Tropes that apply to J. D. Salinger:

  • Author Avatar: Seymour Glass, who shares with the author post-traumatic stress from his wartime service.
  • Beige Prose: The Catcher in the Rye could be considered one of the Trope Codifiers for this. Salinger was a huge fan of Ernest Hemingway, so it would stand to reason.
  • Creator Thumbprint: Young children, often little girls, who are Wise Beyond Their Years.
  • Documentary: 2013's Salinger
  • Doing It for the Art: Salinger's stated reason for not publishing since the sixties. He wanted to write entirely for himself, unfettered by the demands of a large readership. At the time of his death, he had a safe full of manuscripts, with detailed instructions on how and when they were be released to the public.
  • Grey-and-Gray Morality: No one's perfect, no one is horrible. It's a complex world with complex people.
  • Keep Circulating the Photocopies: In his lifetime, Salinger turned down publishers who wanted to republish short stories of his other than those collected in Nine Stories. So fans sought out the magazines in which these stories were first published.
  • Married to the Job: As his children report, Salinger would often disappear for weeks on end in his personal writing shack.
  • The Movie Buff: Despite Holden Caulfield's hatred of them, Salinger loved them, especially black and white classics.
  • Only Known by Initials: Real name was Jerome David Salinger.

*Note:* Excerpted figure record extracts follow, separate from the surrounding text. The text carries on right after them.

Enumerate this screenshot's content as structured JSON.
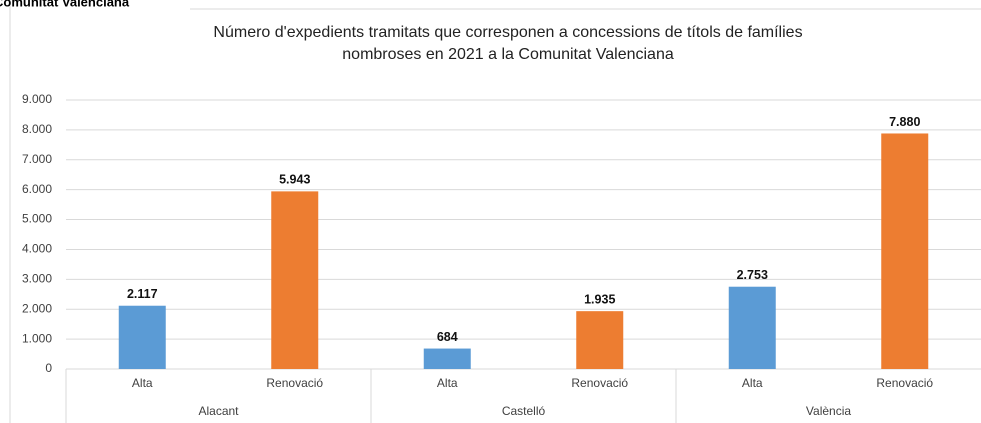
{
  "header": "Comunitat Valenciana",
  "chart_data": {
    "type": "bar",
    "title": [
      "Número d'expedients tramitats que corresponen a concessions de títols de famílies",
      "nombroses en 2021 a la Comunitat Valenciana"
    ],
    "groups": [
      "Alacant",
      "Castelló",
      "València"
    ],
    "categories": [
      "Alta",
      "Renovació",
      "Alta",
      "Renovació",
      "Alta",
      "Renovació"
    ],
    "values": [
      2117,
      5943,
      684,
      1935,
      2753,
      7880
    ],
    "value_labels": [
      "2.117",
      "5.943",
      "684",
      "1.935",
      "2.753",
      "7.880"
    ],
    "colors": [
      "#5b9bd5",
      "#ed7d31",
      "#5b9bd5",
      "#ed7d31",
      "#5b9bd5",
      "#ed7d31"
    ],
    "ylim": [
      0,
      9000
    ],
    "yticks": [
      0,
      {
        "value": 1000,
        "label": "1.000"
      },
      {
        "value": 2000,
        "label": "2.000"
      },
      {
        "value": 3000,
        "label": "3.000"
      },
      {
        "value": 4000,
        "label": "4.000"
      },
      {
        "value": 5000,
        "label": "5.000"
      },
      {
        "value": 6000,
        "label": "6.000"
      },
      {
        "value": 7000,
        "label": "7.000"
      },
      {
        "value": 8000,
        "label": "8.000"
      },
      {
        "value": 9000,
        "label": "9.000"
      }
    ],
    "grid": true
  }
}
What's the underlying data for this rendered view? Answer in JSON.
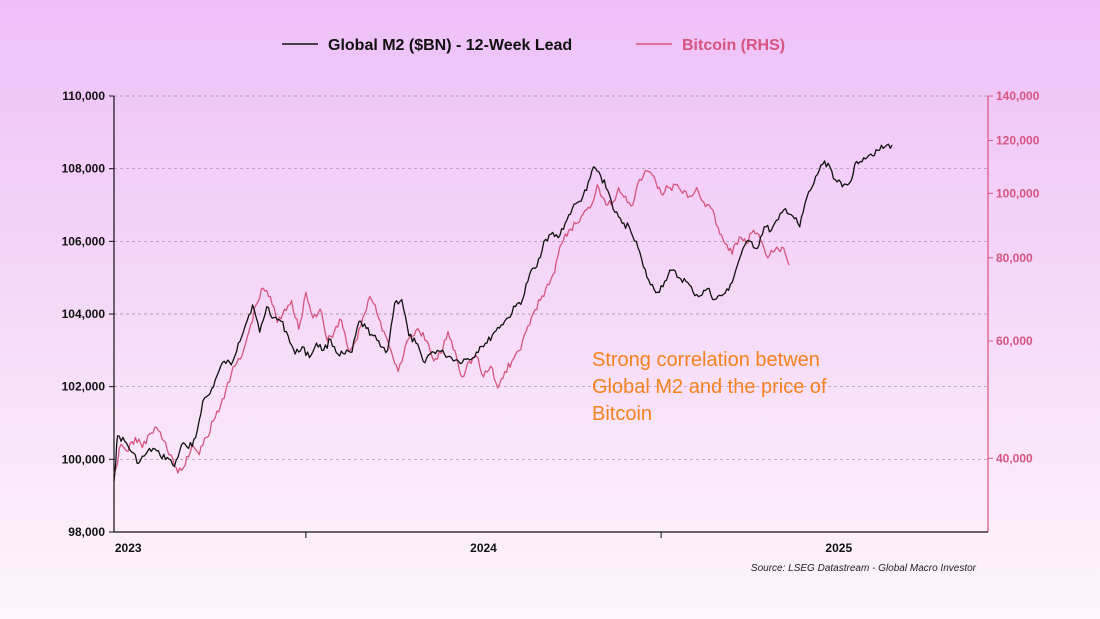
{
  "chart_data": {
    "type": "line",
    "title": "",
    "legend": [
      {
        "label": "Global M2 ($BN) - 12-Week Lead",
        "color": "#111111"
      },
      {
        "label": "Bitcoin (RHS)",
        "color": "#d6557f"
      }
    ],
    "x_ticks": [
      "2023",
      "2024",
      "2025"
    ],
    "xlim": [
      2022.96,
      2025.42
    ],
    "y_left": {
      "lim": [
        98000,
        110000
      ],
      "ticks": [
        "98,000",
        "100,000",
        "102,000",
        "104,000",
        "106,000",
        "108,000",
        "110,000"
      ],
      "tick_values": [
        98000,
        100000,
        102000,
        104000,
        106000,
        108000,
        110000
      ]
    },
    "y_right": {
      "scale": "log",
      "lim": [
        31000,
        140000
      ],
      "ticks": [
        "40,000",
        "60,000",
        "80,000",
        "100,000",
        "120,000",
        "140,000"
      ],
      "tick_values": [
        40000,
        60000,
        80000,
        100000,
        120000,
        140000
      ]
    },
    "series": [
      {
        "name": "Global M2 ($BN) - 12-Week Lead",
        "axis": "left",
        "color": "#111111",
        "x": [
          2022.96,
          2022.97,
          2022.99,
          2023.01,
          2023.03,
          2023.05,
          2023.07,
          2023.09,
          2023.11,
          2023.13,
          2023.15,
          2023.17,
          2023.19,
          2023.21,
          2023.23,
          2023.25,
          2023.27,
          2023.29,
          2023.31,
          2023.33,
          2023.35,
          2023.37,
          2023.39,
          2023.41,
          2023.43,
          2023.45,
          2023.47,
          2023.49,
          2023.51,
          2023.53,
          2023.55,
          2023.57,
          2023.59,
          2023.61,
          2023.63,
          2023.65,
          2023.67,
          2023.69,
          2023.71,
          2023.73,
          2023.75,
          2023.77,
          2023.79,
          2023.81,
          2023.83,
          2023.85,
          2023.87,
          2023.89,
          2023.91,
          2023.93,
          2023.95,
          2023.97,
          2023.99,
          2024.01,
          2024.03,
          2024.05,
          2024.07,
          2024.09,
          2024.11,
          2024.13,
          2024.15,
          2024.17,
          2024.19,
          2024.21,
          2024.23,
          2024.25,
          2024.27,
          2024.29,
          2024.31,
          2024.33,
          2024.35,
          2024.37,
          2024.39,
          2024.41,
          2024.43,
          2024.45,
          2024.47,
          2024.49,
          2024.51,
          2024.53,
          2024.55,
          2024.57,
          2024.59,
          2024.61,
          2024.63,
          2024.65,
          2024.67,
          2024.69,
          2024.71,
          2024.73,
          2024.75,
          2024.77,
          2024.79,
          2024.81,
          2024.83,
          2024.85,
          2024.87,
          2024.89,
          2024.91,
          2024.93,
          2024.95,
          2024.97,
          2024.99,
          2025.01,
          2025.03,
          2025.05,
          2025.07,
          2025.09,
          2025.11,
          2025.13,
          2025.15
        ],
        "values": [
          99400,
          100650,
          100500,
          100200,
          99900,
          100150,
          100300,
          100100,
          100050,
          99800,
          100400,
          100300,
          100600,
          101600,
          101800,
          102300,
          102700,
          102600,
          103200,
          103700,
          104250,
          103500,
          104200,
          103900,
          103800,
          103400,
          102900,
          103100,
          102800,
          103200,
          103000,
          103300,
          102900,
          102900,
          102950,
          103800,
          103600,
          103400,
          103100,
          103000,
          104300,
          104400,
          103400,
          103200,
          102700,
          102900,
          103000,
          102900,
          102800,
          102700,
          102750,
          102800,
          103100,
          103200,
          103500,
          103700,
          103900,
          104200,
          104400,
          105100,
          105300,
          106000,
          106200,
          106100,
          106500,
          106900,
          107100,
          107400,
          108050,
          107800,
          107400,
          106800,
          106500,
          106400,
          106000,
          105300,
          104800,
          104600,
          104900,
          105200,
          105000,
          104900,
          104600,
          104500,
          104700,
          104400,
          104500,
          104650,
          105200,
          105800,
          106000,
          105800,
          106400,
          106300,
          106600,
          106900,
          106700,
          106400,
          107200,
          107600,
          108100,
          108150,
          107700,
          107500,
          107600,
          108200,
          108300,
          108400,
          108500,
          108600,
          108650
        ]
      },
      {
        "name": "Bitcoin (RHS)",
        "axis": "right",
        "color": "#d6557f",
        "x": [
          2022.96,
          2022.98,
          2023.0,
          2023.02,
          2023.04,
          2023.06,
          2023.08,
          2023.1,
          2023.12,
          2023.14,
          2023.16,
          2023.18,
          2023.2,
          2023.22,
          2023.24,
          2023.26,
          2023.28,
          2023.3,
          2023.32,
          2023.34,
          2023.36,
          2023.38,
          2023.4,
          2023.42,
          2023.44,
          2023.46,
          2023.48,
          2023.5,
          2023.52,
          2023.54,
          2023.56,
          2023.58,
          2023.6,
          2023.62,
          2023.64,
          2023.66,
          2023.68,
          2023.7,
          2023.72,
          2023.74,
          2023.76,
          2023.78,
          2023.8,
          2023.82,
          2023.84,
          2023.86,
          2023.88,
          2023.9,
          2023.92,
          2023.94,
          2023.96,
          2023.98,
          2024.0,
          2024.02,
          2024.04,
          2024.06,
          2024.08,
          2024.1,
          2024.12,
          2024.14,
          2024.16,
          2024.18,
          2024.2,
          2024.22,
          2024.24,
          2024.26,
          2024.28,
          2024.3,
          2024.32,
          2024.34,
          2024.36,
          2024.38,
          2024.4,
          2024.42,
          2024.44,
          2024.46,
          2024.48,
          2024.5,
          2024.52,
          2024.54,
          2024.56,
          2024.58,
          2024.6,
          2024.62,
          2024.64,
          2024.66,
          2024.68,
          2024.7,
          2024.72,
          2024.74,
          2024.76,
          2024.78,
          2024.8,
          2024.82,
          2024.84,
          2024.86
        ],
        "values": [
          38000,
          42000,
          41000,
          43000,
          41500,
          43500,
          44500,
          42500,
          40500,
          38000,
          39000,
          42000,
          40500,
          43000,
          45500,
          48000,
          52000,
          55000,
          57000,
          62000,
          68000,
          72000,
          70000,
          64000,
          67000,
          69000,
          62500,
          71000,
          65000,
          67000,
          60000,
          62000,
          64500,
          58000,
          60000,
          65000,
          70000,
          66000,
          62000,
          58000,
          54000,
          59000,
          61000,
          62000,
          60000,
          56000,
          57500,
          62000,
          58000,
          53000,
          56000,
          57000,
          53000,
          55000,
          51000,
          54000,
          56000,
          58000,
          62000,
          66000,
          69000,
          73000,
          76000,
          84000,
          88000,
          90000,
          93000,
          95000,
          103000,
          98000,
          96000,
          102000,
          99000,
          96000,
          105000,
          108000,
          106000,
          100000,
          102000,
          103000,
          100000,
          99000,
          102000,
          97000,
          95000,
          89000,
          84000,
          81000,
          86000,
          84000,
          88000,
          85000,
          80000,
          82000,
          83000,
          78000
        ]
      }
    ],
    "annotation": [
      "Strong correlation betwen",
      "Global M2 and the price of",
      "Bitcoin"
    ],
    "source": "Source: LSEG Datastream - Global Macro Investor"
  }
}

  • Reclusive Artist: Salinger was quite possibly the author embodiment of this trope. The New York Times reported that "Not even a fire that consumed at least half his home" could smoke him out, and is said to have been equally famous for having elevated privacy to an art form. Though by all accounts Salinger had an active social life amongst his neighbors until his death, and would, on very rare occasions, grant interviews to the public. He's just what most people think of when they hear the trope's name.
  • Sliding Scale of Idealism vs. Cynicism: In the middle.